Les symptômes présentés par les victimes des attaques survenues mercredi dans la banlieue de Damas sont compatibles avec l'usage d'armes chimiques, en particulier de gaz neurotoxiques, mais le seul moyen de le confirmer serait d'analyser des échantillons, insistent des experts interrogés par l'AFP.

L'opposition syrienne a accusé le régime d'avoir tué plus de 1300 personnes à l'aide d'armes chimiques près de Damas, dans une région aux mains des rebelles, avec à l'appui de très nombreuses vidéos de victimes civiles diffusées sur l'internet. De son côté, le gouvernement syrien a formellement démenti, tout en refusant l'accès de la zone aux inspecteurs de l'ONU.

«J'ai vu 21 vidéos et il y a de fortes présomptions sur l'usage d'armes chimiques, mais il faut des preuves scientifiques, comme la présence de sarin dans le sang ou les urines», résume Olivier Lepick, spécialiste des armes chimiques et biologiques et chercheur à la Fondation de la recherche stratégique (FRS).

«Sur l'ensemble de ces vidéos, les tableaux cliniques (contractions musculaires, contraction des pupilles, hypersalivation, difficultés respiratoires, accélération du rythme cardiaque, absence de blessures physiques, etc.) sont très troublants et font penser à des neurotoxiques», déclare M. Lepick à l'AFP.

«Hier (mercredi), j'étais sceptique, mais j'ai révisé ma position» après avoir vu des vidéos de meilleure qualité, explique Jean Pascal Zanders, expert en désarmement chimique.

Sur ces images apparaissent selon lui «un certain nombre de symptômes compatibles avec un empoisonnement par des produits organophosphorés», dont le sarin fait partie, «et à une mort par asphyxie».

«Je ne peux pas confirmer s'il s'agit de sarin ou de VX (un gaz similaire), cela pourrait être une quantité de choses différentes ou un mélange», précise-t-il.

M. Lepick note toutefois que «le gaz sarin est l'agent le plus répandu dans l'arsenal syrien» et que ce pays dispose de roquettes, bombes d'aviation et obus d'artillerie capables de diffuser ce gaz.

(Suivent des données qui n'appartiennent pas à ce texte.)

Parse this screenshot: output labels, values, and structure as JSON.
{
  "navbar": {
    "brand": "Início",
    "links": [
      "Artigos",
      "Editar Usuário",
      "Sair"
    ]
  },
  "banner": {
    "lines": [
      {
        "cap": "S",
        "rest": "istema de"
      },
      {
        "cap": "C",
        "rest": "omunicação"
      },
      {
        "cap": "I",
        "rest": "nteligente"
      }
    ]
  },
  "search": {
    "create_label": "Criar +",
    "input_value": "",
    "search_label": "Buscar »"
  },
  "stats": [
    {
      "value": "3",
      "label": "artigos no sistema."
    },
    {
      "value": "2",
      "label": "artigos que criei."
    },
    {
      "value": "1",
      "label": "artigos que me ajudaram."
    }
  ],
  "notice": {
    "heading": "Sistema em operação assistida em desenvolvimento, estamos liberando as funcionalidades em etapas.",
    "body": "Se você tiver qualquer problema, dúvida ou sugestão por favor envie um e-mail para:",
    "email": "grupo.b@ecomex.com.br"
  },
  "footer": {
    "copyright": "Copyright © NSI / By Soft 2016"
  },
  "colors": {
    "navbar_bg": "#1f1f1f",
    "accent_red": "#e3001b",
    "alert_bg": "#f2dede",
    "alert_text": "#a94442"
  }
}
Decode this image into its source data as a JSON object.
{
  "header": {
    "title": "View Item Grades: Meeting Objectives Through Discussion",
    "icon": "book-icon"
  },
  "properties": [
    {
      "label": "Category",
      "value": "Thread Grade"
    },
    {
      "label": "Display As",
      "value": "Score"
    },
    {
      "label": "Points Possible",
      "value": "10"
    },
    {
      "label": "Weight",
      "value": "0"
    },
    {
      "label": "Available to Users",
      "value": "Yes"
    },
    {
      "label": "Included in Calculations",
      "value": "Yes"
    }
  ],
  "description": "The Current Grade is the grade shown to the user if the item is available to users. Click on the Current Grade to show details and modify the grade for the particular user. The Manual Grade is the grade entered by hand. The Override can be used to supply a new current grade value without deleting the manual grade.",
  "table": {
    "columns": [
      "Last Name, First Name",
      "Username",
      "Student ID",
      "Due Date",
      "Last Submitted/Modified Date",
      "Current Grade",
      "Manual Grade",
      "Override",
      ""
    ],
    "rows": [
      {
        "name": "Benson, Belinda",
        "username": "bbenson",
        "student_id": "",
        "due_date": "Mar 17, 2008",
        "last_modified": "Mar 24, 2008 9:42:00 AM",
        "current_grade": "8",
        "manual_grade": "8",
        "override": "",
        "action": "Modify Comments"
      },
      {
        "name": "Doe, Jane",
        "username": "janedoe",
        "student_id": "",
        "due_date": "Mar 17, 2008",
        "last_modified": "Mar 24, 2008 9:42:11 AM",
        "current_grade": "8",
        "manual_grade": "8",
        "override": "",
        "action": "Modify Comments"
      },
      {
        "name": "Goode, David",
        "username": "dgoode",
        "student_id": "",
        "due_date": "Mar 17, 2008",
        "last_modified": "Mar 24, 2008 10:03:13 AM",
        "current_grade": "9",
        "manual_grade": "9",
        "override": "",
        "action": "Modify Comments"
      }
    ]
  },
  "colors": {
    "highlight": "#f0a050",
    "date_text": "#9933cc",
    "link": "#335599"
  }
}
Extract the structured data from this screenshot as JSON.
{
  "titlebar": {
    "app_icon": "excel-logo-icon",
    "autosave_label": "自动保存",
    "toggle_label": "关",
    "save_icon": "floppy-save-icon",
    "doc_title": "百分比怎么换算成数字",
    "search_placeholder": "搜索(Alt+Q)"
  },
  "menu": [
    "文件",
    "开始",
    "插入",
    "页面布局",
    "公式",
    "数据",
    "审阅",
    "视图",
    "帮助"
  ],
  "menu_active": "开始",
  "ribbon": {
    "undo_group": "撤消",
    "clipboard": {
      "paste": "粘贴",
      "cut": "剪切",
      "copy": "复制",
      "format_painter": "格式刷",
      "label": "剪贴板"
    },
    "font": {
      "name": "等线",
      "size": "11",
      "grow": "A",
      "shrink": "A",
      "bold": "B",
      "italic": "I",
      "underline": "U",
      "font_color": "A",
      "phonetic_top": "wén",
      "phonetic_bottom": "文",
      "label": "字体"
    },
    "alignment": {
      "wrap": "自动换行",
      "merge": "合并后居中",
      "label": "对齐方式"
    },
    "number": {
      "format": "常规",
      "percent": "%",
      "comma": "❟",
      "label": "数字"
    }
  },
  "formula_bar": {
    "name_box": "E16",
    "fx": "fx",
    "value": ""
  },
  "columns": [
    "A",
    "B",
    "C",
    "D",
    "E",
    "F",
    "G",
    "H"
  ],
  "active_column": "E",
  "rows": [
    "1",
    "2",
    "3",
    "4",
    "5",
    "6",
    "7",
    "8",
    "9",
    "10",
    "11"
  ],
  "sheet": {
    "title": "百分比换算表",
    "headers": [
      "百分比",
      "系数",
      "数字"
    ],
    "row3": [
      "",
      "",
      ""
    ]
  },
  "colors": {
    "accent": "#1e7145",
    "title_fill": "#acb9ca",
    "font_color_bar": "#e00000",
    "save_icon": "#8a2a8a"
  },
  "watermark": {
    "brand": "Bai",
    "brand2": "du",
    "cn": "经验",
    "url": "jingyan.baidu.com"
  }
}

«Certains symptômes sont cohérents avec des neurotoxiques, d'autres plus en rapport avec des agents incapacitants. Ça ressemble fort à des agents neurotoxiques, mais on ne peut pas exclure que d'autres substances aient été employées», selon Ralf Trapp, consultant indépendant qui fut de 1998 à 2006 expert à l'Organisation pour l'interdiction des armes chimiques (OIAC) de La Haye.

Détails troublants

Pourrait-il s'agir de substances toxiques, du chlore par exemple, libérées accidentellement lors d'un bombardement sur un entrepôt ? «C'est une explication possible. Mais plus j'en vois, plus c'est cohérent avec une attaque aux gaz plutôt qu'avec un relâchement accidentel de produits toxiques», répond Ralf Trapp.

D'autres experts se montrent plus prudents, citant des détails troublants. «Les personnes qui aident les victimes ne portent pas de vêtements de protection ni de masques et si c'était une attaque au gaz, elles auraient été contaminées et victimes des mêmes symptômes», relevait mercredi Paula Vanninen, directrice de l'Institut finlandais pour la vérification de la convention des armes chimiques.

«C'est l'une des choses à surveiller. Le personnel médical effectue une décontamination sommaire en aspergeant d'eau les victimes, et il est donc relativement protégé. Ce sont surtout les ambulanciers et ceux qui amènent les victimes à l'hôpital qui seraient contaminés», reconnaît Ralf Trapp.

«Mais si c'est un gaz volatile comme le sarin qui a été employé, les secours ne seraient que faiblement contaminés et ne présenteraient que des symptômes bénins, comme une vision trouble ou des douleurs oculaires. Ils pourraient supporter ça pendant un moment, ce qui expliquerait qu'on ne s'en aperçoive pas tant que ça», poursuit-il.

«Le seul moyen de vérifier l'utilisation d'armes chimiques, c'est de faire des prélèvements sur place et des analyses», insiste un ancien directeur du renseignement militaire français parlant à l'AFP sous couvert de l'anonymat.

«Il faut parler aux témoins, aux victimes, procéder à des examens médicaux, prélever des échantillons», renchérit Ralf Trapp, qui souligne que les agents neurotoxiques sont détectables seulement quelques jours dans les urines, mais restent «plusieurs semaines» dans le sang.

«Il n'est absolument pas trop tard! Les inspecteurs de l'ONU sont là-bas et s'ils ont accès à la zone et à ses habitants dans les jours qui viennent, ils ont de bonnes chances» de découvrir ce qui s'est passé, estime M. Trapp.